Melongok “Potensi” Permusuhan Manusia: Mewanti-Wanti Perang Dunia Ke-III



Oleh: M. Ridwan

“I know not with what weapons World War III will be fought, but World War IV will be fought with sticks and stones” (Albert Einstein)

Lupakan sejenak tentang hiruk pikuk negeri ini. Alihkan sejenak pandangan kita dari tontonan elektronik ala sinetron dan lagu-lagu bertema romantis, cengeng dan picisan tentunya (sorry J). Sejenak mari kita layangkan pandangan ke dua negeri yang sedang bersiap-siap untuk perang. Turki dan Rusia tentunya. Biang masalah adalah “keberanian” Turki menembak jatuh pesawat Rusia yang berani masuk ke wilayahnya. Rusia yang menyangkal berkilah mengatakan bahwa pseawatnya tidak di wilayah negeri Erdogan itu. Apapun ceritanya, pesawat Rusia sudah jatuh dan membuat berang negeri Vladmir Putin ini.  

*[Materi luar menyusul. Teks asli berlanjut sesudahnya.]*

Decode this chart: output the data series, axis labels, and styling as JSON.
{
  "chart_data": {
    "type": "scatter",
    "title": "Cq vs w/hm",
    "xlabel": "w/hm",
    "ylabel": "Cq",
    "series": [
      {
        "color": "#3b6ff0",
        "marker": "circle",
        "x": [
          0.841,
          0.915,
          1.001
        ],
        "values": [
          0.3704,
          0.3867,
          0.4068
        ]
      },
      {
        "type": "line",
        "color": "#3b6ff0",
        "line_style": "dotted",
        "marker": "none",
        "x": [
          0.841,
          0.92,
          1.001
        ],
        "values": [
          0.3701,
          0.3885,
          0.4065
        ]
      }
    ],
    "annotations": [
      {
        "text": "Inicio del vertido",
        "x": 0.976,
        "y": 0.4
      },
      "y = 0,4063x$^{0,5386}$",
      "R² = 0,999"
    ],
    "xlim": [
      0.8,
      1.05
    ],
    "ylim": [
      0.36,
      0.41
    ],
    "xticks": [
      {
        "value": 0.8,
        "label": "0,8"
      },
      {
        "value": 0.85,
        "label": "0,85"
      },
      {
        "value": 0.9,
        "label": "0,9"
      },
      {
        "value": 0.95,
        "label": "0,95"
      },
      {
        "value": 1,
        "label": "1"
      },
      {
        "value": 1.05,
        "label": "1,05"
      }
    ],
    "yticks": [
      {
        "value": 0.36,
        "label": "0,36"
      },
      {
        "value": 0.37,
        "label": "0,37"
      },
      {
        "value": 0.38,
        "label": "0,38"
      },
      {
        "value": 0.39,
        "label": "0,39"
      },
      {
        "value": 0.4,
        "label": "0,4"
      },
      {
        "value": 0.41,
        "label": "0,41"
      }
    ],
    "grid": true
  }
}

Pangkal cerita dua negeri ini tentu saja Suriah. Negeri -dengan ibukota Damaskus yang dulu dikenal dengan nama Syam, tempat tujuan perniagaan Rasul- penuh polemik dan bara api ini seakan terus memercikkan baranya. Dan, kali ini, Turki dan Rusia terkena cipratannya. Turki dan Rusia memang berbeda pendapat mengenai Basyar Hafiz al-Asad (presiden Suriah saat ini). Turki menghendaki Asad turun namun sebaliknya Rusia justru ingin mempertahankannya. Berabe kan?

Apakah mereka akan berperang?

Mungkin iya, mungkin juga tidak. Keduanya memiliki kekuatan besar. Rusia dengan status “mantan” negara adidaya ini tentu bukan lawan tanding yang seimbang dengan Turki (kalau Turki sendirian). Masalahnya, Turki adalah salah satu anggota NATO. Negeri ini bergabung setelah masa perang dingin terjadi. Fakta Pertahanan Atlantik Utara ini didirikan pada tahun 1949 dan berkomitmen untuk saling melindungi negara anggotanya. Serangan atas satu negara anggota NATO dapat diartikan sebagai serangan terhadap seluruh negara anggota. Dan, tentu mereka akan berada di belakang Turki apalagi pecah perang nantinya. Perang Dunia Ke-III pasti akan mencoreng kembali sejarah dunia.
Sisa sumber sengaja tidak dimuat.